Do you remember those good ole days when your parents told you that respectable people don’t talk about politics, sex or religion in polite society? They were three taboos you never mentioned.
I suspect the old-timers knew something we don’t, and if we heeded their advice, this world would be a happier place. Well, if not a happier place, at least a more harmonious place.
Times have changed. Just a casual observation of society will tell you that sex is the only thing the entertainment industry, the advertising industry, the celebrity class and countless others want to talk about, to the point that it has permeated all aspects of modern life and led to a pandemic of pornography and sexual harassment.
And for the past eight years, politics has been a national obsession that’s tearing us apart and destroying our spiritual and emotional equilibrium. We talk a great deal about politics, but it doesn’t seem to do any good because, as they say, talk is cheap. I’ve always thought that time could be spent more profitably in prayer, which produces decidedly more positive results.
It’s reached a point where we don’t merely talk about politics. We constantly argue about it in heated and sometimes violent confrontations. I have a lawyer friend who’s so obsessed with political causes he spends a large part of his day defending COVID-19 mandates, Build Back Better and abortion rights. I suspect he loses sleep thinking about them. He also believes there’s no place for religious beliefs in politics.
I have another friend in the medical profession, who believes liberals are responsible for the demise of everything good in America and the rise of everything bad, from secular humanism to militant atheism and persecution of the Catholic Church by the media and the entertainment industry.
Both of these people are believers, but they make me wonder, “What Would Jesus Do?” Does Jesus judge us by our political views? Is he willing to write off half of America because they’re conservative? Or will he turn his back on the other half because they’re liberal?

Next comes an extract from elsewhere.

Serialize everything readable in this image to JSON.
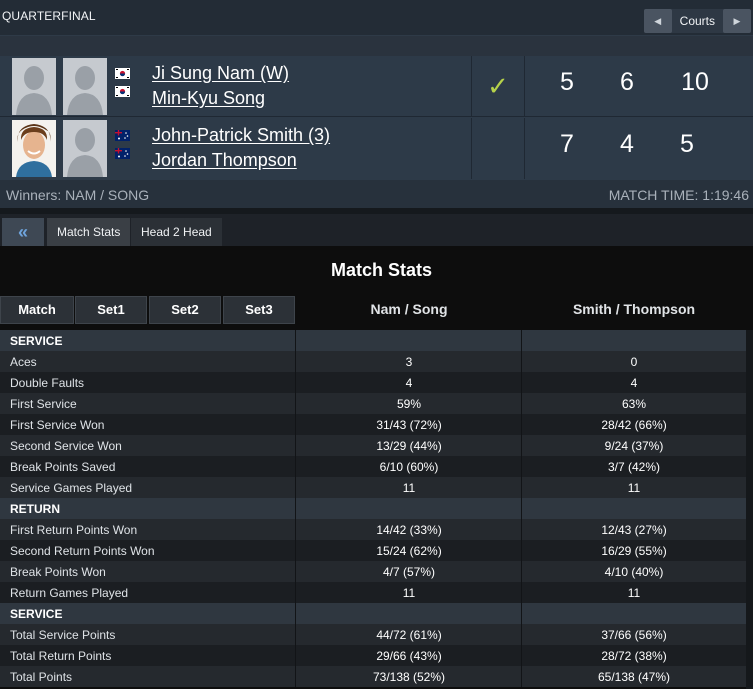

That brings me to the third traditional taboo—religion. For the most part, discussions about religion in secular society are derogatory. There’s been such a perversion of traditional values that the media often accuse religious people of being the cause of the country’s problems and of obstructing the democratic process because they put their faith first. They would probably have Christians burn a pinch of incense in honor of Caesar to demonstrate their true loyalties.
More than once, I’ve heard politicians and commentators blame religion for America’s unrest. Unfortunately, they often point their finger at the Catholic Church, contending that religion is a major obstacle to “progress,” as they try to push God out of modern life, with tragic results.
A friend of mine worked for many years in a privately owned home-care company that had as its mission statement “Put God first in all we do.” Over the holiday, he called to tell me a West Coast technology company had acquired them, and on the first day of the new ownership, the “Put God first” rule got tossed out. Profits and progress were probably more important. It’s a common occurrence in a society that’s antithetical to faith.
That attitude presents a challenge for Catholics who aren’t afraid to talk about their faith in an age when saying something as inoffensive as “God bless you” can get you hauled into the Human Resources department and brought up on charges.
The goal of any Christian who wants to spread the Gospel should be to break the taboo and bring Christ into a conversation. Talking about Christ is a lot more productive than talking about sex or politics, and in the process you might help Jesus save some souls, which should be the goal of every Catholic.
Countless people are wandering in darkness, and they don’t even know it. They’re oblivious of the Good News, and talking about your religion might be the only encounter they’ll ever have to open the doors of their hearts to Jesus and introduce them to an entirely new life. All you have to do is plant the seed and Jesus will do the rest. So in the new year, make a resolution to share your faith.